Businesses require AI to build on the strengths they already have and transform them for the better. By identifying the areas where AI can create the most value for your business, AI applications work smart to streamline data and to learn and improve on past performance.
Artificial Intelligence and Business Strategy explore the increasing use of AI in business, specifically observing how AI affects the development and capabilities of organizational strategy. A proper AI strategy will guide your business to add value while simultaneously building defense barriers.
Strategic paths to consider:
- AI allows companies to build competitive advantages in multiple ways.
- By adding AI capabilities that's widely aligned with organizational strategy, it makes it difficult for competitors to replicate all assets at once.
- Eliminate industry competition by developing unique AI capabilities that will give your business the edge.
- Create network effect and platform advantages for highly defensible business. These algorithms keep your business in a position of constant growth.

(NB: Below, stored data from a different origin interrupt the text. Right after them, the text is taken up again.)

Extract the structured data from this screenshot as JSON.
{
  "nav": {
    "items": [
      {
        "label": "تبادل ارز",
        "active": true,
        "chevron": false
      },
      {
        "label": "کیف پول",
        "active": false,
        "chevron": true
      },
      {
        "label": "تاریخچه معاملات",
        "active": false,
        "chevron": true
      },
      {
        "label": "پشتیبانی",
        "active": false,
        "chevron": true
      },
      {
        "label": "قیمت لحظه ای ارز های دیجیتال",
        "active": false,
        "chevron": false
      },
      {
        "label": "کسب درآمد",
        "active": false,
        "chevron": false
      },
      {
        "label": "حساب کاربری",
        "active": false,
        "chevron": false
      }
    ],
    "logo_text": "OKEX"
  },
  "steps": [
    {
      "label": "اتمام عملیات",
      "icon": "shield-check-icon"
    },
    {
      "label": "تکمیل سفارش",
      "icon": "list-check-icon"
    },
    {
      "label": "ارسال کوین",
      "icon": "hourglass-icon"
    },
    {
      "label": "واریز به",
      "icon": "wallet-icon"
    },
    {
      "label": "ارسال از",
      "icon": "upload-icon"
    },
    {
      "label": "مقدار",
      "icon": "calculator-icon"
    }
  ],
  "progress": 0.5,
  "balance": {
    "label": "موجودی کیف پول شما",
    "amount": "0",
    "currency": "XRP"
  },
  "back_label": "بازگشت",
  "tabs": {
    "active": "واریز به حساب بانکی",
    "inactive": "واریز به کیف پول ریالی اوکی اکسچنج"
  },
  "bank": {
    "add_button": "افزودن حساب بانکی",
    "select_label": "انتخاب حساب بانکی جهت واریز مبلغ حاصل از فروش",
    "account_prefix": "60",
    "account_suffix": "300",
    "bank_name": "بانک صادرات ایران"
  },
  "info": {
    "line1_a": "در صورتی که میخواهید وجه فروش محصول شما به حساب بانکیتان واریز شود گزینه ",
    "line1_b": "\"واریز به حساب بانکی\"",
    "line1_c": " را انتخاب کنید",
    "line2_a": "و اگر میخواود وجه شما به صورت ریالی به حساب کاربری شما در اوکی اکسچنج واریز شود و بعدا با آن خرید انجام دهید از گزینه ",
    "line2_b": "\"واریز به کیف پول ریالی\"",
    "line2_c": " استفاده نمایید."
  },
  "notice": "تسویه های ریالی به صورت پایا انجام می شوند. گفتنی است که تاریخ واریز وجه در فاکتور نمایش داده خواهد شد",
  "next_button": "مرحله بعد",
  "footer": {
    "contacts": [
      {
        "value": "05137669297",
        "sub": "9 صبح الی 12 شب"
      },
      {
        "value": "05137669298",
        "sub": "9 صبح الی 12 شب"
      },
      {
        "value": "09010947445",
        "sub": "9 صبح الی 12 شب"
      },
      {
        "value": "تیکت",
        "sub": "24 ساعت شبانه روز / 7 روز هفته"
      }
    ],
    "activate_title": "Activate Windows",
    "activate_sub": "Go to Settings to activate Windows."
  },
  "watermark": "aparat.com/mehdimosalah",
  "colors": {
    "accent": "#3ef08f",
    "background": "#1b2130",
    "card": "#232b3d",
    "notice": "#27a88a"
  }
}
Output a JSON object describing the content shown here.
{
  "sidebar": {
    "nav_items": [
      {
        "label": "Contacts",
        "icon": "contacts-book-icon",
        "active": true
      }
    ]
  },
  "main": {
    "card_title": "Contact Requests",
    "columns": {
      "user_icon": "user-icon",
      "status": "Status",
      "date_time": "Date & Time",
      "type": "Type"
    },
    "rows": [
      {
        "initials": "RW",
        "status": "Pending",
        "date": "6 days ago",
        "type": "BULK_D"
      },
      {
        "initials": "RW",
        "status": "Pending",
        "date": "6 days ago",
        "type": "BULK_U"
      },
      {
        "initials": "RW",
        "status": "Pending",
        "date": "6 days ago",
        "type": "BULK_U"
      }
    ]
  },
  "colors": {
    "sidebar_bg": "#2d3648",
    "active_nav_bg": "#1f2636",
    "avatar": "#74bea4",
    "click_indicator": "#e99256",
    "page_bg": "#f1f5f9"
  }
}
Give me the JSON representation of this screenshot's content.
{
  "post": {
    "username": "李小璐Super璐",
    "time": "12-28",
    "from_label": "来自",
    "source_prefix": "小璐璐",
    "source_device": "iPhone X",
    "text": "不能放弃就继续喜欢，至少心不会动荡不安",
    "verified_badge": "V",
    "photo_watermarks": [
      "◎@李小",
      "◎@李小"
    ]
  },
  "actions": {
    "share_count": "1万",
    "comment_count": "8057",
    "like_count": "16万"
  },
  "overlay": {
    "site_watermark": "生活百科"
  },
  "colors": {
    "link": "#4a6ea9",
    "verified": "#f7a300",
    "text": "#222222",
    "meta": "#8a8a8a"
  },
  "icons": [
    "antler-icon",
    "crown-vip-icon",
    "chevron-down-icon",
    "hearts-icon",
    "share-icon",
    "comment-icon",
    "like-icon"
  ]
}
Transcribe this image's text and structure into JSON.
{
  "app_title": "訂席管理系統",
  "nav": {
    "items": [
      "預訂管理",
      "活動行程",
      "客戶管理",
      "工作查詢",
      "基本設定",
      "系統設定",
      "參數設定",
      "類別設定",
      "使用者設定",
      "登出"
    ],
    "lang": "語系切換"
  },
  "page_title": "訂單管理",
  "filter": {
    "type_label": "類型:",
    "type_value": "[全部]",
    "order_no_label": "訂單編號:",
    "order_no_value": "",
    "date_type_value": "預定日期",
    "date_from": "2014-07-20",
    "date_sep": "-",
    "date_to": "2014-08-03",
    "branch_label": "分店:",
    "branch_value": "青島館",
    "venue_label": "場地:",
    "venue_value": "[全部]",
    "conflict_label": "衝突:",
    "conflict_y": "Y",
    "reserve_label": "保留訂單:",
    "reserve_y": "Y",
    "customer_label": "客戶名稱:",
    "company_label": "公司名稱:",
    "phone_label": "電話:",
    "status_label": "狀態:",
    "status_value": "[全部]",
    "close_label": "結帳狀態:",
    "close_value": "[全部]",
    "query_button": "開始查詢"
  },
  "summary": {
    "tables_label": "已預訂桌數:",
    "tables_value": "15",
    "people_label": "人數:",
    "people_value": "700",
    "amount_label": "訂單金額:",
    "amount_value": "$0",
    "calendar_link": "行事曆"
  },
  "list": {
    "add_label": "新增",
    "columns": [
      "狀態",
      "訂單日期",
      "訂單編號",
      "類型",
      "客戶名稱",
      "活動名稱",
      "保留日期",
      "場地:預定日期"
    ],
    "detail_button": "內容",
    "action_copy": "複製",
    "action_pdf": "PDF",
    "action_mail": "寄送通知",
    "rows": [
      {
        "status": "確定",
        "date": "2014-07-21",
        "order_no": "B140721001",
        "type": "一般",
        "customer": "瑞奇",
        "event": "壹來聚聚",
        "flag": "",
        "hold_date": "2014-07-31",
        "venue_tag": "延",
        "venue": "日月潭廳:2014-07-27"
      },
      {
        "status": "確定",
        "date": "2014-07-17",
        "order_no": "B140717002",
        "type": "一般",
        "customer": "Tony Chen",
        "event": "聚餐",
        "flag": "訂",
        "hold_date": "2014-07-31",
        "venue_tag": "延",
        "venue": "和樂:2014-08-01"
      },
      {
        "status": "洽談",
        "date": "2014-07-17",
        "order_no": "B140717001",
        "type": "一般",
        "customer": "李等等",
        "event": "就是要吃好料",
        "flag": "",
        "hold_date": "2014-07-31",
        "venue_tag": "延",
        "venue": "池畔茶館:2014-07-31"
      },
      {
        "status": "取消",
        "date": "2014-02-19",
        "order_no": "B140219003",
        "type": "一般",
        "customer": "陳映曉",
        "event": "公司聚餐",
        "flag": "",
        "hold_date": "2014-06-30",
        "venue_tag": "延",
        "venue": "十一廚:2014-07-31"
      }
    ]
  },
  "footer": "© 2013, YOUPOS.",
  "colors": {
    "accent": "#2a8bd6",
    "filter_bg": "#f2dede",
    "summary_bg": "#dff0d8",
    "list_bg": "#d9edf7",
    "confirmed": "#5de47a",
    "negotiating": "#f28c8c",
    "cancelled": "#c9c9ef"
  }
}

Data literacy may not be at the heart of your culture, but in most typical cases you haven’t laid the infrastructure necessary to gain the advantages of data science operations and algorithms and machine learning.
Where Do You Start?
What exactly are you looking to transform in your business? Want to enhance your internal processes? Looking to improve customer and employee experience? Are there individual features in your products that would benefit from AI? Are you brainstorming product design? Maybe there are specific tasks that are tedious or error-prone but can make employees more efficient.
Artificial Intelligence can be a solution to many business problems, but to succeed, an AI strategy should be a key factor in the overall business plan. Whether you’re improving a current business or building a new one, AI wil enhance your business.
What Does AI do Well?
When utilized correctly, artificial intelligence can be used to support and augment humans, not replace them. AI can eliminate the time consuming, repetitive tasks of a job, but that doesn’t mean you will need less staff. Actually, It may be necessary to employ more highly trained workers to handle the more complex, less routine parts of a job. Companies that aim for AI to be a cost-cutting tool usually push AI to the wrong places.
AI is great for solving specific, well-identified problems. Think of self-driving cars as an example (developed by Tesla, Uber, etc.). Although the motor functions are a well-identified problem with a running solution, it is not the only issue to consider. Self-driving cars can be broken down into individual issues like:
- Identifying road signs and signals
- Identifying other vehicles and pedestrians
- Devising a route
- Identifying traffic accidents and road construction
- Managing the brakes
- Detecting driving conditions, and so on...
None of these issues are an easy fix, but when you break down a large problem into smaller more solvable problems, the process of engineering works its magic.
What Makes Integrating Artificial Intelligence so Difficult?
AI products are driven by tons of data. Without solid data practices within an organization, your data becomes pointless. Organizations that succeed with the utilization of AI are skilled at strategically acquiring their data. For successful AI integration, you will need to:
- Identify data sources
- Build data pipelines
- Filter and prepare data
- Identify threats and changes
- Measure your results
Understanding where data comes from and how to get more is a key factor in any artificial intelligence algorithm; merely having data is not enough. Take a skeptical look at how your data is currently being used as a part of creating your AI strategy.